See, something the crew all noticed but ignored prior to losing Rennes was that within each crawlspace linking the rooms was a set of three, three-digit numbers. This is when Leaven’s math skills come into play–she realizes that all safe rooms have prime numbers in their “serial number.” This quickly sets her apart her as the most valuable asset in the group. Meanwhile the survivalist Quentin identifies Kazan, who must be guided along, as the Least Valuable asset. This especially comes to a head during a close call in a room in which the booby-trap is activated by sound, and one of Kazan’s tics is a perennial hoot. The compassionate, if not cuckoo Holloway quickly steps in to Kazan’s defense, unwittingly identifying herself–in Quentin’s eyes–as the biggest obstacle to survival.
Soon, the numeric codes prove more complex than a mere prime number puzzle, and what’s more, the team might just be going in circles. This is when Cube’s central drama unfolds. In a post-election year when an authoritarian leader has people more divided by tribe, on edge, and paranoid than ever, the Cube as a metaphor for existence feels all the more relevant. Quentin, whose confidence and leadership is calming in the movie’s early stages, soon deteriorates into a fascist taskmaster–it’s clear his lack of mathematical understanding is actually holding the group back, and he may even be responsible for some of the seemingly collateral deaths that have occurred along the way. Worth, meanwhile, quiet for the most part during the movie’s exposition, is revealed to have worked on the Cube’s exterior, and his nihilistic worldview and his situational perspective perfectly collide when he says, in desperation: “There’s no way out.”
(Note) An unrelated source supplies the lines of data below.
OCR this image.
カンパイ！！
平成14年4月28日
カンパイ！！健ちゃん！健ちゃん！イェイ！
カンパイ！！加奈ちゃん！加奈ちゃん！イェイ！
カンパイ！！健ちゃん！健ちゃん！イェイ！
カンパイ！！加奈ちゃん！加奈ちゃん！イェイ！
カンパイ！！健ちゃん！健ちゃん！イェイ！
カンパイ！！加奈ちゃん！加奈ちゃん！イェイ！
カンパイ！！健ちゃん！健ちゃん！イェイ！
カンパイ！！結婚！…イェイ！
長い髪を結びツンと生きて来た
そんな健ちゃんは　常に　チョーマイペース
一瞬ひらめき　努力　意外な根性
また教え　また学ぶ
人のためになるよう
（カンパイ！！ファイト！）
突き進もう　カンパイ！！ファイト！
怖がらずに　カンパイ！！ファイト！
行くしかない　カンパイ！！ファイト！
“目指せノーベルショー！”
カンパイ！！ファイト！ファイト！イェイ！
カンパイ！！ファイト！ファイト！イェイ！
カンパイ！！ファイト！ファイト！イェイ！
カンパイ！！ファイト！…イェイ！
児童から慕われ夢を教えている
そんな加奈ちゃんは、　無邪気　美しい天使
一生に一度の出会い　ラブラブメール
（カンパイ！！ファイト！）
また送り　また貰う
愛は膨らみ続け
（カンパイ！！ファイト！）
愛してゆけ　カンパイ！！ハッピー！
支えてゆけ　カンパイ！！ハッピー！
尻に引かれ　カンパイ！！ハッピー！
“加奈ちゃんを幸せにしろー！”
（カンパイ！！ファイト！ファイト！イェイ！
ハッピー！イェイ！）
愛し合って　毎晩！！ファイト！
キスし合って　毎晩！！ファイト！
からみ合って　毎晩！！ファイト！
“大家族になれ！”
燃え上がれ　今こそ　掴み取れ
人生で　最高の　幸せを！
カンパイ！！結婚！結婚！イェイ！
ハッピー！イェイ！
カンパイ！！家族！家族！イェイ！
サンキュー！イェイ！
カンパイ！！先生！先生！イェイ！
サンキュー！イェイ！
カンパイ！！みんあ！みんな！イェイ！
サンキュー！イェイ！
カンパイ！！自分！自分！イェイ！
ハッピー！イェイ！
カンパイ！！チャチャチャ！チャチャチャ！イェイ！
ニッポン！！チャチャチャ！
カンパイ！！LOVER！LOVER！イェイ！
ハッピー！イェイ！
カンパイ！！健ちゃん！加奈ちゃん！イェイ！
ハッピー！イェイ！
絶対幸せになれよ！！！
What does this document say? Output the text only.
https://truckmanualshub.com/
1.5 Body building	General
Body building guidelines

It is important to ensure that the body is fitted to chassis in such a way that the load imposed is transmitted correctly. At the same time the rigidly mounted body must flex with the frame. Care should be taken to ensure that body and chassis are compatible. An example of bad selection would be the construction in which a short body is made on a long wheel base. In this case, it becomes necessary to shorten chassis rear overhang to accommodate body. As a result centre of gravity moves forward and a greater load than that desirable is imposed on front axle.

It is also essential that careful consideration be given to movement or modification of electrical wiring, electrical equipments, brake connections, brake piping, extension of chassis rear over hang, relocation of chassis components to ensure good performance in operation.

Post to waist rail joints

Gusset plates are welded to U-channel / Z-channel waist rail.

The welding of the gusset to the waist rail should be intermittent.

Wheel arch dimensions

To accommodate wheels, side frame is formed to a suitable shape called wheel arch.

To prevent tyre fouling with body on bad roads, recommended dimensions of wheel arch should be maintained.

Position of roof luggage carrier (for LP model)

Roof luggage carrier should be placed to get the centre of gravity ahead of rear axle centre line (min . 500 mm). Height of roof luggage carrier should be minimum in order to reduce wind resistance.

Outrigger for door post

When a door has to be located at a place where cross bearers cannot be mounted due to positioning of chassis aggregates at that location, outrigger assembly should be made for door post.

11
The movie, however, is not content to let the character’s remain in their original notes, and instead watches Quentin stumble further upon his descent into darkness, and lets both the blindly optimistic Holloway and the emptily pessimistic Worth have a meeting of the minds that feels both genuine and earned. Holloway leaves with the understanding that the world is a far more simple, indifferent place than her “heroes and villains” paranoia would have her believe, and Worth’s actions demonstrate a newfound desire to facilitate the escape of others, even if he himself does not intend to escape at all.
Eventually, Leaven and Worth note that there is, indeed, a greater method to the Cube’s madness, and plot an escape, and what becomes of them, Holloway, Quentin, and Kazan, I will leave to the viewer to discover. I found it more than worth a watch; it holds up incredibly well and is available to stream on Netflix. Cube is from that era of 90’s indie thrillers–in the tradition of Pi, where sometimes I was concerned it was making itself deliberately hard on the eyes, whether through fast edits or shaky, closeup camera angles, but I quickly relaxed into the environment the movie was trying to create, which was very consistent and well-planned. It’s essentially one of those movies that takes place entirely in one room–to give the illusion of traveling to other rooms, the director changed the colors on the tiles of the cubes’ walls. But there’s nothing static about the movie at all–you’re always in motion, always anxious to see what lies behind the next door, even though you’re technically looking at it already.